When we asked a group of more than 20 senior leaders who met at General Mills’ headquarters in Minneapolis on 9 September 2013 about the benefits of collaboration, they were pretty clear what came first – innovation. But the data also shows that expectations about who carries the ball on cost efficiency definitely lean toward the supplier.
Biggest benefits of collaboration. Collaboration may be desired by all, but expectations differ a lot depending on whether you are on the customer or supplier side. Suppliers arrive at the proverbial meeting expecting to learn about their customers’ needs and hopefully sell more. Customers sit down looking for savings and may be willing to hear new ideas, but mainly where those ideas lead to lower costs.

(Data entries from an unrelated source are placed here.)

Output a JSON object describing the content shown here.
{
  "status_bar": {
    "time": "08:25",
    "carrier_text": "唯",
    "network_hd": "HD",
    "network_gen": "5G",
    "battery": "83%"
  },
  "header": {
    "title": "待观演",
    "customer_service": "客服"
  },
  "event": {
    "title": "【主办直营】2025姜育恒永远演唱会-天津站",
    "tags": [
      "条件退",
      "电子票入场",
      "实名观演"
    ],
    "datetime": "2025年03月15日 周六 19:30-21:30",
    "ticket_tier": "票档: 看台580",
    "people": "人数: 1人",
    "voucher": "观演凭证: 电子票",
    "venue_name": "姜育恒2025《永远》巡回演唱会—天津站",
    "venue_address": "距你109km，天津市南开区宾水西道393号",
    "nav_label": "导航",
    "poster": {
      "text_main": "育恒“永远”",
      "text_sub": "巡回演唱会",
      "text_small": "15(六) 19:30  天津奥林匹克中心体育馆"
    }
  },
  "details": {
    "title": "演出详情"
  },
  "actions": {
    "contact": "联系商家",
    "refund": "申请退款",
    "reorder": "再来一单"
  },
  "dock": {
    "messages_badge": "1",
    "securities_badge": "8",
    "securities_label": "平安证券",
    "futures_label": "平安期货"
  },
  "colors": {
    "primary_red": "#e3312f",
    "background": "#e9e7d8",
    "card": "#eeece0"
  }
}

Trust is bigger barrier at top than in trenches. The views of these top executives point to a persistent problem with collaboration, which is that all desire innovation as a value creator but don’t necessarily want to share the jointly created value equally. Customers expect suppliers to give it up, but suppliers are wary of getting short-changed. Our data shows that trust is their biggest barrier to collaboration.
Biggest barriers to collaboration. The interesting observation comes from comparing this data with answers to a more thorough analysis of barriers to collaboration conducted by SCM World across 374 practitioners at lower levels. This found that trust is significantly less problematic than simple information connectivity and process integrity issues. Lack of information sharing, speed of issue resolution and such basic issues as inconsistencies in both the timeliness and granularity of information exchanged far outweigh concerns around trust.
Neither view is wrong, it’s just that the senior folks are higher up the mountain and can see farther into the distance. Collaboration for people working day to day is often reasonably congenial and usually concentrated on smoothing the flow between companies. They want and know how to use systems for demand and supply visibility, and will keep working to lean things out indefinitely.
At the top, senior leaders see the creation of intellectual property at the junction between businesses. Who deserves the lion’s share of profits from a packaging innovation that can only work with a reformulated product? What’s worth more, a special high-tech polymer or the manufacturing process that turns it into a long-life tyre? What is the value of software without hardware to enable it?
Collaboration demands joint working and problem solving at all levels. Senior leaders need to table their trust concerns and look for ways to share jointly created value fairly. Operational personnel require more and better information visibility and consistency. Cost savings, which all parties seek, and innovation, which promises even more value over time, make the pie bigger. Worries over how to split the pie should not be allowed to get in the way.